Сзади раздался откровенно насмешливый голос, врезавшийся в тишину как нож:
- Что, батарейки сели у вашей магии? Или протокол забыли продлить? Надо было вовремя заплатить за обновление.
Артём медленно, будто через сопротивление, обернулся. Вера Полякова стояла, скрестив руки, и смотрела на него с выражением, в котором читалось полное торжество и язвительное удовольствие. Её рыжие волосы, выбившиеся из-под капюшона, казалось, искрились в свете гирлянд, отражая каждый мигающий огонёк. Диктофон в её руке по-прежнему мигал красным огоньком, с ненасытной жадностью фиксируя провал, сбой, беспомощность системы.
— Это не смешно, - сквозь стиснутые зубы произнёс Артём. Голос прозвучал хрипло, будто его горло сжали тисками. - Система зафиксировала внешнее блокирующее воздействие. Не сбой, не поломку. Кто-то намеренно, в реальном времени, защитил эту связь от разрыва. Как будто... как будто поставил на неё часового.
- О, какой ужас, - Вера сделала преувеличенно испуганное лицо, приложив руку к груди. — Значит, у вашего маньяка есть ещё и антивирус. Прогресс. Уже не кустарный гипнотизёр, а полноценный IT-специалист с магическим уклоном. Следующий шаг - запустит краудфандинг на новый способ калечить людей.

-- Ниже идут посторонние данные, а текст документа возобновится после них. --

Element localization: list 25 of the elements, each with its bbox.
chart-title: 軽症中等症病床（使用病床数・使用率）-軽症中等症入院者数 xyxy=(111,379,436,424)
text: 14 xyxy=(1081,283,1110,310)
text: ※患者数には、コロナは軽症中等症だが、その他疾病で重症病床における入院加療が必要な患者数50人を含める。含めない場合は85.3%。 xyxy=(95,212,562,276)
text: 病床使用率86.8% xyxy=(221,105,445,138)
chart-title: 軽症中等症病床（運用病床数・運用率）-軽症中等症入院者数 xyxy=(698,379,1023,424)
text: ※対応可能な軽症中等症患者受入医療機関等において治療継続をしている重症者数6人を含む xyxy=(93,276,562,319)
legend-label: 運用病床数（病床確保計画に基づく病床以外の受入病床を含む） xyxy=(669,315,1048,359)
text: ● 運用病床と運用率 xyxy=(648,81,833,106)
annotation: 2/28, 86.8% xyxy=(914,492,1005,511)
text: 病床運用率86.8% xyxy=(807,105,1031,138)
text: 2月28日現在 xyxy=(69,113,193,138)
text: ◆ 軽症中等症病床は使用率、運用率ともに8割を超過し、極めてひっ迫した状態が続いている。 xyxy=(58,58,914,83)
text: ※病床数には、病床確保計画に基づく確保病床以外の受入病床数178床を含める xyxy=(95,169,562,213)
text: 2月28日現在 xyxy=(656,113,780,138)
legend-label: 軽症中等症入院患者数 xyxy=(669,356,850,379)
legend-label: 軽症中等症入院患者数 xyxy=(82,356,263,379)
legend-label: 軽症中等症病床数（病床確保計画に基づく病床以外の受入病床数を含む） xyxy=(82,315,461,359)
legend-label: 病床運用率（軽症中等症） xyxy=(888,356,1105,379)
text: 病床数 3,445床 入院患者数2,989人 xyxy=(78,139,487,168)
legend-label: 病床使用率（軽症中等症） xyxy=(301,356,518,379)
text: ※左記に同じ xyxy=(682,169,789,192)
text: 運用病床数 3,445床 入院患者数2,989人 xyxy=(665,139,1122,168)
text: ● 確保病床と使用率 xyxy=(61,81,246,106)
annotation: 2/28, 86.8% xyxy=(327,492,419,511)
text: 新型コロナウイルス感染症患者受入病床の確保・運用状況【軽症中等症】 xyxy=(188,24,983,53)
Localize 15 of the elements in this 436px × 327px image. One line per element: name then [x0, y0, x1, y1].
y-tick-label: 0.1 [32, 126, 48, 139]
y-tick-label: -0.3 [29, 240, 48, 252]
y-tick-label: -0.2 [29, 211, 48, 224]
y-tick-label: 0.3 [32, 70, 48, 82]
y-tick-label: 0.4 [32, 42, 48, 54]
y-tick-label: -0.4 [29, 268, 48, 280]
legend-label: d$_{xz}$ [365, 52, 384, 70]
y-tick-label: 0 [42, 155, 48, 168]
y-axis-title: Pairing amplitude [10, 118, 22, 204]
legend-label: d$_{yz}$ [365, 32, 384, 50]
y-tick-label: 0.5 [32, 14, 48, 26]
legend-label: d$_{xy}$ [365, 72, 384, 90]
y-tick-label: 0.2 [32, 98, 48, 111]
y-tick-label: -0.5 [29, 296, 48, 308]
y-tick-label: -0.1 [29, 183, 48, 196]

Артём игнорировал её, снова уставившись в планшет. Он запускал диагностику, пытаясь хотя бы прочитать сырые данные блокировки, получить хоть какую-то информацию о сигнатуре. Но данные были зашифрованы - нет, не зашифрованы. Они были искажены, превращены в кашу. Это напоминало не магический код, не руны или заклинательные последовательности, а скорее... органический шум. Хаотичные всплески, больше похожие на энцефалограмму во время эпилептического припадка или на сейсмограмму землетрясения. Что-то живое, неконтролируемое, дикое.
- Он не просто усилил желание, - пробормотал он, больше для себя, пытаясь осмыслить увиденное. - Он встроил в него защитный механизм. Самостоятельный, реактивный. Это... это уровень сложности, на который у нас в Институте даже теоретических наработок нет. Мы работаем с желаниями как с программами - пишем, отлаживаем, исправляем ошибки. А это... это как вирус, который мутирует и защищается. Живой.
Он не договорил. Потому что в этот момент парень пошевелился.
Не так, как шевелятся люди, приходя в себя. Не как человек, который сбрасывает оцепенение, медленно возвращая контроль над конечностями. Его движение было резким, отрывистым, с чётко заданной траекторией - точно марионетки, у которой дёрнули за центральную нитку. Голова повернулась на сто восемьдесят градусов, механически, с лёгким, костным хрустом, который донёсся даже сквозь шум площади. Пустой, остекленевший взгляд, залитый отражением гирлянд, зафиксировался на Алёне. Не на Артёме, не на Вере - именно на ней. Потом заработали ноги.